Steve makes the point that a loan technically repayable on demand should be carried at "cost" rather than fair value - an approach supported by ICAEW guidance. ICAEW go further, stating that where no repayment terms are set out, loans are to be treated as repayable on demand and classified as creditors due within one year. I foresee a significant number of loans being reclassified as due within one year once FRS 102 is adopted. Even where both parties know that the loan will still be outstanding in 12 months' time we are told that the correct classification is "due within one year", because legally the loan is repayable on demand.
However, FRS 102, para.2.8 firmly restates the concept of "substance over form". For many years we have happily brought leased assets onto the balance sheet knowing full well that the entity will never actually own them, because that reflected the substance of the transaction.
Now, however, we are told that a loan must be classified as "due within one year" because that is its legal form, even if its substance is something different. This is inconsistent at best. At worst, the results are misleading or meaningless.
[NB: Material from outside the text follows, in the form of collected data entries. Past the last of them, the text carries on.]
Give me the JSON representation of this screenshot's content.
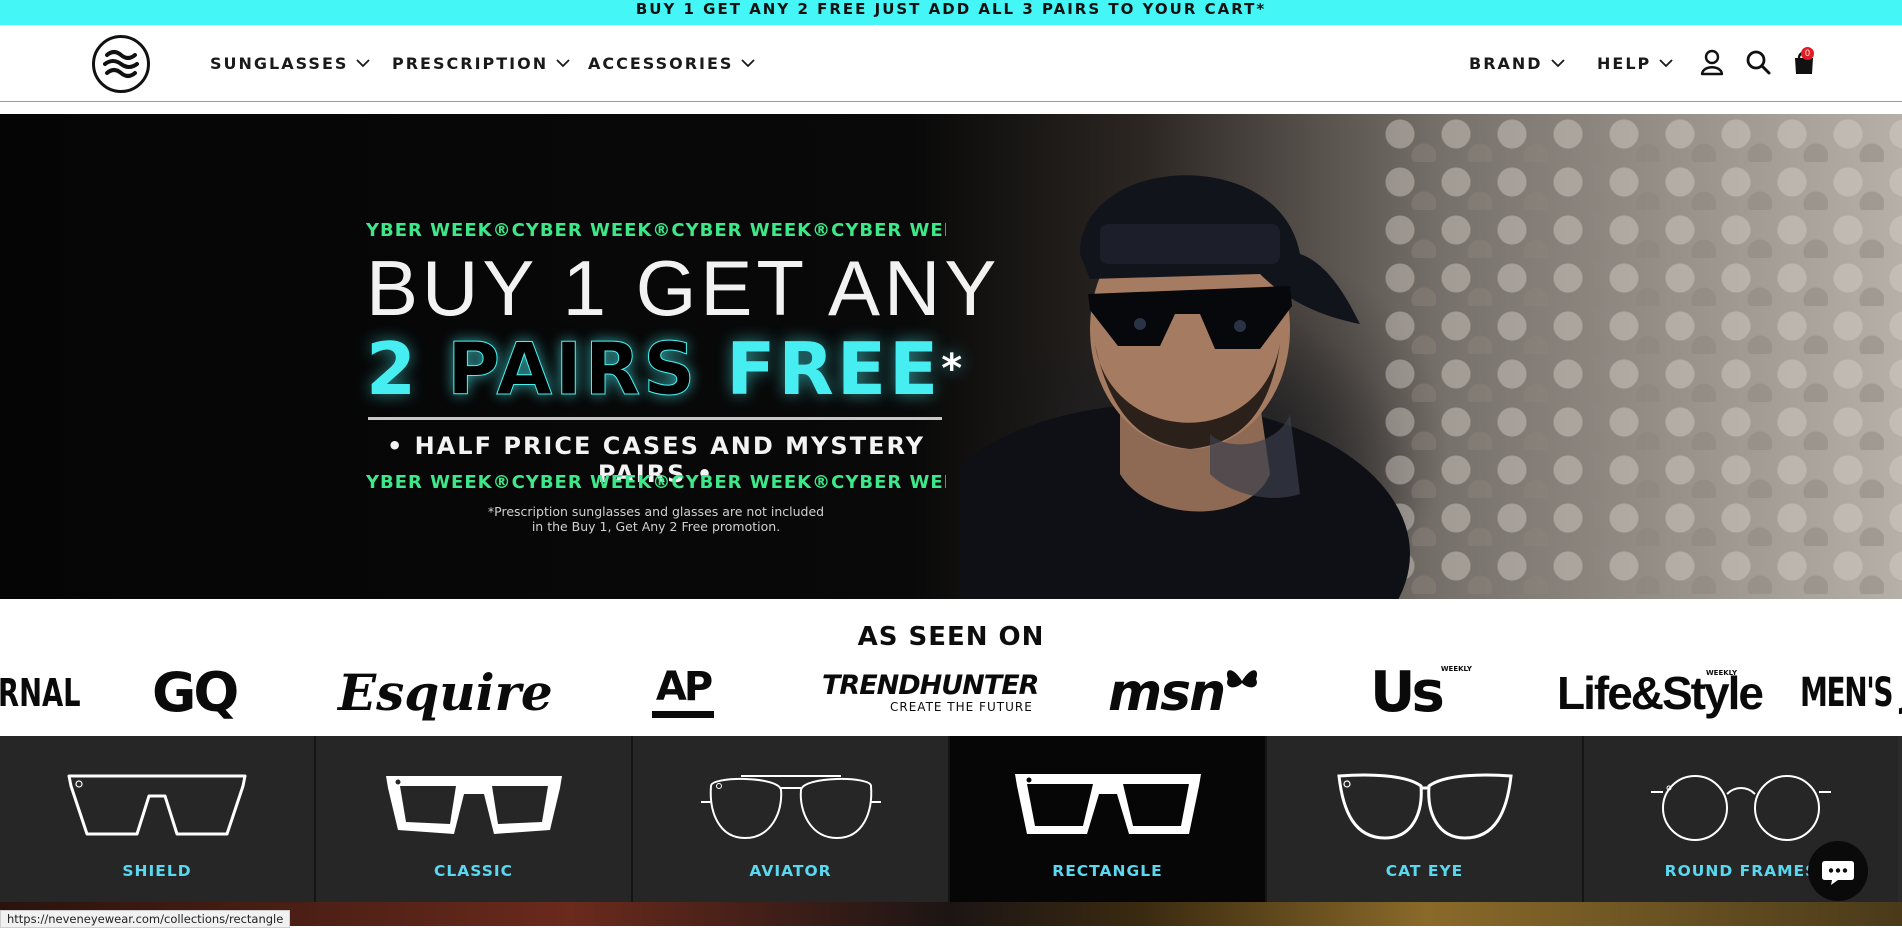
{
  "announcement": "BUY 1 GET ANY 2 FREE JUST ADD ALL 3 PAIRS TO YOUR CART*",
  "nav": {
    "left": [
      "SUNGLASSES",
      "PRESCRIPTION",
      "ACCESSORIES"
    ],
    "right": [
      "BRAND",
      "HELP"
    ],
    "icons": [
      "account-icon",
      "search-icon",
      "cart-icon"
    ],
    "cart_count": "0"
  },
  "hero": {
    "marquee_top": "YBER WEEK®CYBER WEEK®CYBER WEEK®CYBER WEEK®CYB",
    "line1": "BUY 1 GET ANY",
    "line2_number": "2",
    "line2_pairs": "PAIRS",
    "line2_free": "FREE",
    "line2_star": "*",
    "line3": "• HALF PRICE CASES AND MYSTERY PAIRS •",
    "marquee_bottom": "YBER WEEK®CYBER WEEK®CYBER WEEK®CYBER WEEK®CYB",
    "disclaimer_1": "*Prescription sunglasses and glasses are not included",
    "disclaimer_2": "in the Buy 1, Get Any 2 Free promotion."
  },
  "press": {
    "title": "AS SEEN ON",
    "logos": [
      "RNAL",
      "GQ",
      "Esquire",
      "AP",
      "TRENDHUNTER",
      "CREATE THE FUTURE",
      "msn",
      "Us",
      "WEEKLY",
      "Life&Style",
      "WEEKLY",
      "MEN'S JO"
    ]
  },
  "categories": [
    {
      "label": "SHIELD"
    },
    {
      "label": "CLASSIC"
    },
    {
      "label": "AVIATOR"
    },
    {
      "label": "RECTANGLE"
    },
    {
      "label": "CAT EYE"
    },
    {
      "label": "ROUND FRAMES"
    }
  ],
  "status_url": "https://neveneyewear.com/collections/rectangle",
  "colors": {
    "announcement_bg": "#44f6f6",
    "accent_cyan": "#47eef1",
    "marquee_green": "#3ee88a",
    "category_label": "#5ad8ef",
    "cart_badge": "#e51b23"
  }
}
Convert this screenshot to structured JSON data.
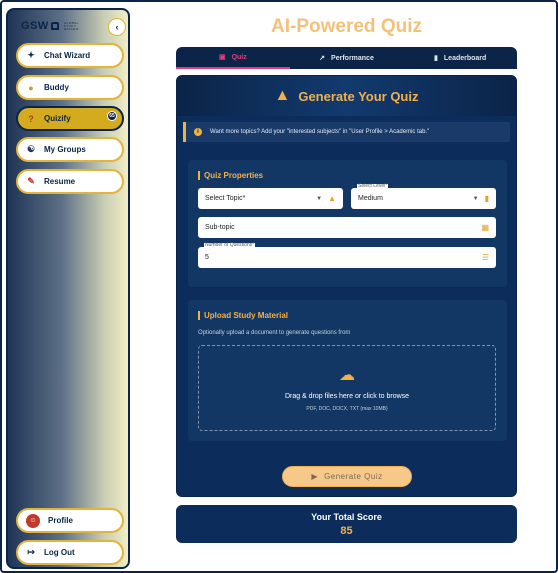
{
  "sidebar": {
    "logo_text": "GSW",
    "logo_subtext": "GLOBAL STUDY WIZARD",
    "collapse_icon": "chevron-left",
    "items": [
      {
        "label": "Chat Wizard",
        "icon": "wand-icon"
      },
      {
        "label": "Buddy",
        "icon": "buddy-icon"
      },
      {
        "label": "Quizify",
        "icon": "question-icon",
        "active": true,
        "badge": "65"
      },
      {
        "label": "My Groups",
        "icon": "groups-icon"
      },
      {
        "label": "Resume",
        "icon": "resume-icon"
      }
    ],
    "bottom_items": [
      {
        "label": "Profile",
        "icon": "avatar-icon"
      },
      {
        "label": "Log Out",
        "icon": "logout-icon"
      }
    ]
  },
  "page": {
    "title": "AI-Powered Quiz"
  },
  "tabs": [
    {
      "label": "Quiz",
      "active": true
    },
    {
      "label": "Performance"
    },
    {
      "label": "Leaderboard"
    }
  ],
  "card": {
    "heading": "Generate Your Quiz",
    "info_text": "Want more topics? Add your \"interested subjects\" in \"User Profile > Academic tab.\"",
    "properties": {
      "title": "Quiz Properties",
      "topic_placeholder": "Select Topic*",
      "level_label": "Select Level*",
      "level_value": "Medium",
      "subtopic_placeholder": "Sub-topic",
      "num_questions_label": "Number of Questions*",
      "num_questions_value": "5"
    },
    "upload": {
      "title": "Upload Study Material",
      "description": "Optionally upload a document to generate questions from",
      "drop_main": "Drag & drop files here or click to browse",
      "drop_sub": "PDF, DOC, DOCX, TXT (max 10MB)"
    },
    "generate_label": "Generate Quiz"
  },
  "score": {
    "label": "Your Total Score",
    "value": "85"
  },
  "colors": {
    "navy": "#0b2447",
    "card": "#0c2d5c",
    "accent": "#f2b04b",
    "title": "#f2c27a",
    "active_tab": "#e23b7a"
  }
}
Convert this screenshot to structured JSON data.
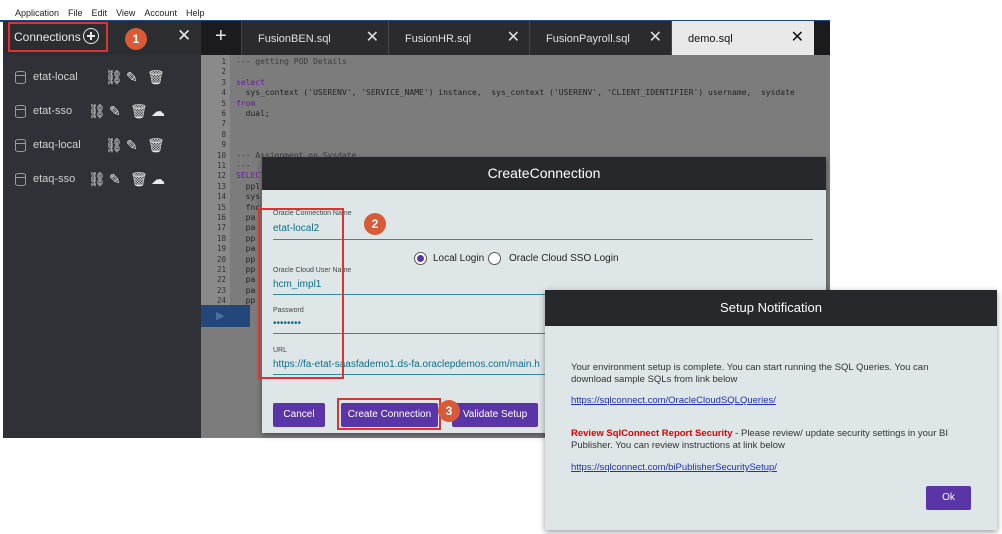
{
  "menu": [
    "Application",
    "File",
    "Edit",
    "View",
    "Account",
    "Help"
  ],
  "sidebar": {
    "title": "Connections",
    "items": [
      {
        "name": "etat-local",
        "sso": false
      },
      {
        "name": "etat-sso",
        "sso": true
      },
      {
        "name": "etaq-local",
        "sso": false
      },
      {
        "name": "etaq-sso",
        "sso": true
      }
    ]
  },
  "tabs": [
    {
      "label": "FusionBEN.sql",
      "active": false
    },
    {
      "label": "FusionHR.sql",
      "active": false
    },
    {
      "label": "FusionPayroll.sql",
      "active": false
    },
    {
      "label": "demo.sql",
      "active": true
    }
  ],
  "editor": {
    "lines": [
      "--- getting POD Details",
      "",
      "select",
      "  sys_context ('USERENV', 'SERVICE_NAME') instance,  sys_context ('USERENV', 'CLIENT_IDENTIFIER') username,  sysdate",
      "from",
      "  dual;",
      "",
      "",
      "",
      "--- Assignment on Sysdate",
      "---",
      "SELECT",
      "  ppl",
      "  sys",
      "  fnc",
      "  pa",
      "  pa",
      "  pp",
      "  pa",
      "  pp",
      "  pp",
      "  pa",
      "  pa",
      "  pp"
    ]
  },
  "dialog": {
    "title": "CreateConnection",
    "connection_name_label": "Oracle Connection Name",
    "connection_name_value": "etat-local2",
    "radio_local": "Local Login",
    "radio_sso": "Oracle Cloud SSO Login",
    "login_mode": "local",
    "user_label": "Oracle Cloud User Name",
    "user_value": "hcm_impl1",
    "password_label": "Password",
    "password_value": "••••••••",
    "url_label": "URL",
    "url_value": "https://fa-etat-saasfademo1.ds-fa.oraclepdemos.com/main.h",
    "cancel_label": "Cancel",
    "create_label": "Create Connection",
    "validate_label": "Validate Setup"
  },
  "badges": {
    "b1": "1",
    "b2": "2",
    "b3": "3"
  },
  "notification": {
    "title": "Setup Notification",
    "message": "Your environment setup is complete. You can start running the SQL Queries. You can download sample SQLs from link below",
    "link1": "https://sqlconnect.com/OracleCloudSQLQueries/",
    "warning_title": "Review SqlConnect Report Security",
    "warning_text": " - Please review/ update security settings in your BI Publisher. You can review instructions at link below",
    "link2": "https://sqlconnect.com/biPublisherSecuritySetup/",
    "ok_label": "Ok"
  },
  "colors": {
    "accent": "#5a35a8",
    "highlight": "#e03030",
    "badge": "#d85a36",
    "link": "#1c2fbf",
    "warning": "#e00000"
  }
}
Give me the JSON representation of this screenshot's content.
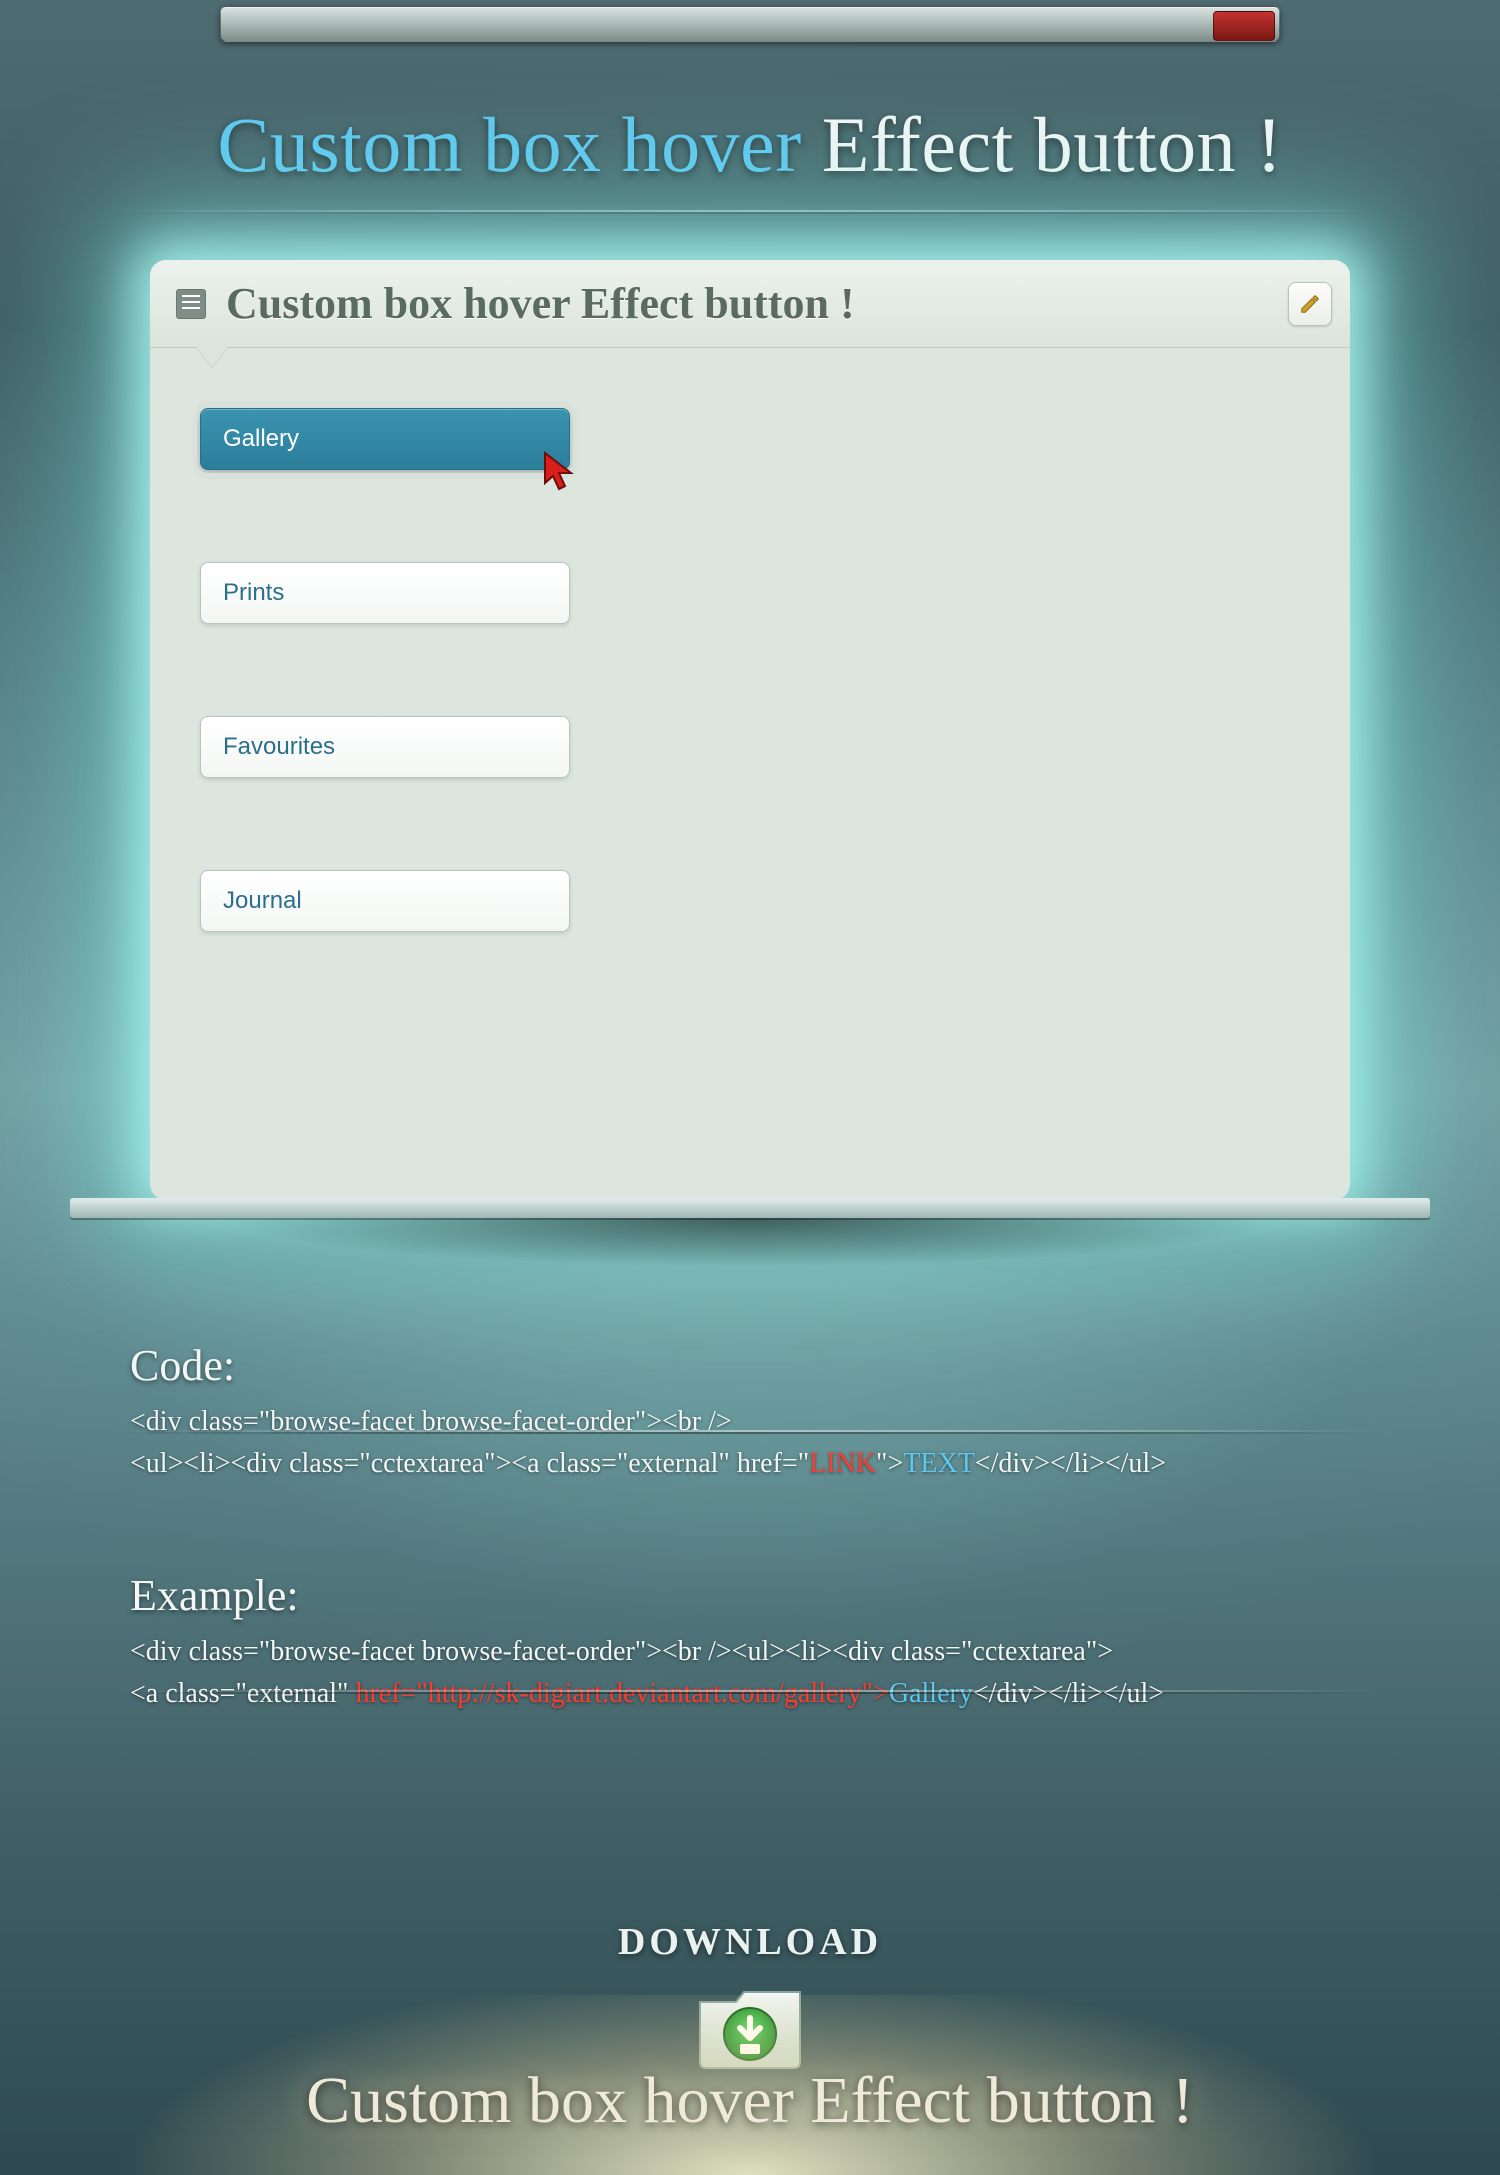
{
  "title": {
    "part_a": "Custom box hover",
    "part_b": "Effect button !"
  },
  "panel": {
    "heading": "Custom box hover Effect button !",
    "buttons": [
      {
        "label": "Gallery",
        "active": true
      },
      {
        "label": "Prints",
        "active": false
      },
      {
        "label": "Favourites",
        "active": false
      },
      {
        "label": "Journal",
        "active": false
      }
    ]
  },
  "code": {
    "heading": "Code:",
    "line1_pre": "<div class=\"browse-facet browse-facet-order\"><br />",
    "line2_pre": "<ul><li><div class=\"cctextarea\"><a class=\"external\" href=\"",
    "line2_link": "LINK",
    "line2_mid": "\">",
    "line2_text": "TEXT",
    "line2_post": "</div></li></ul>"
  },
  "example": {
    "heading": "Example:",
    "line1": "<div class=\"browse-facet browse-facet-order\"><br /><ul><li><div class=\"cctextarea\">",
    "line2_pre": "<a class=\"external\" ",
    "line2_link": "href=\"http://sk-digiart.deviantart.com/gallery\">",
    "line2_text": "Gallery",
    "line2_post": "</div></li></ul>"
  },
  "download": {
    "label": "DOWNLOAD"
  },
  "footer_title": "Custom box hover Effect button !"
}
So who decides what market interest rate is and how readily available is this information to perform the calculations? I have been searching for this information and the guidance is pretty vague. The hassle you have to go through to shop around market interest rate is unbelievable and an utter waste of time. Might as well just estimate a figure...which has a high probability of being wrong anyway!
Hi,
Just to reignite this one!
If a non EU company issued an interest free loan to a UK subsidiary (owns 75%) would the above treatment still apply?
Thanks
A company with two equal shareholders. One shareholder lends working capital but the other does not. Both shareholders agree an interest rate but agree that interest will be forward applied only in the event of winding up the company or one or other share buy outs. Question under FRS 102 need the forward interest be applied to Profit/Loss at the end of annual reporting periods in the interim?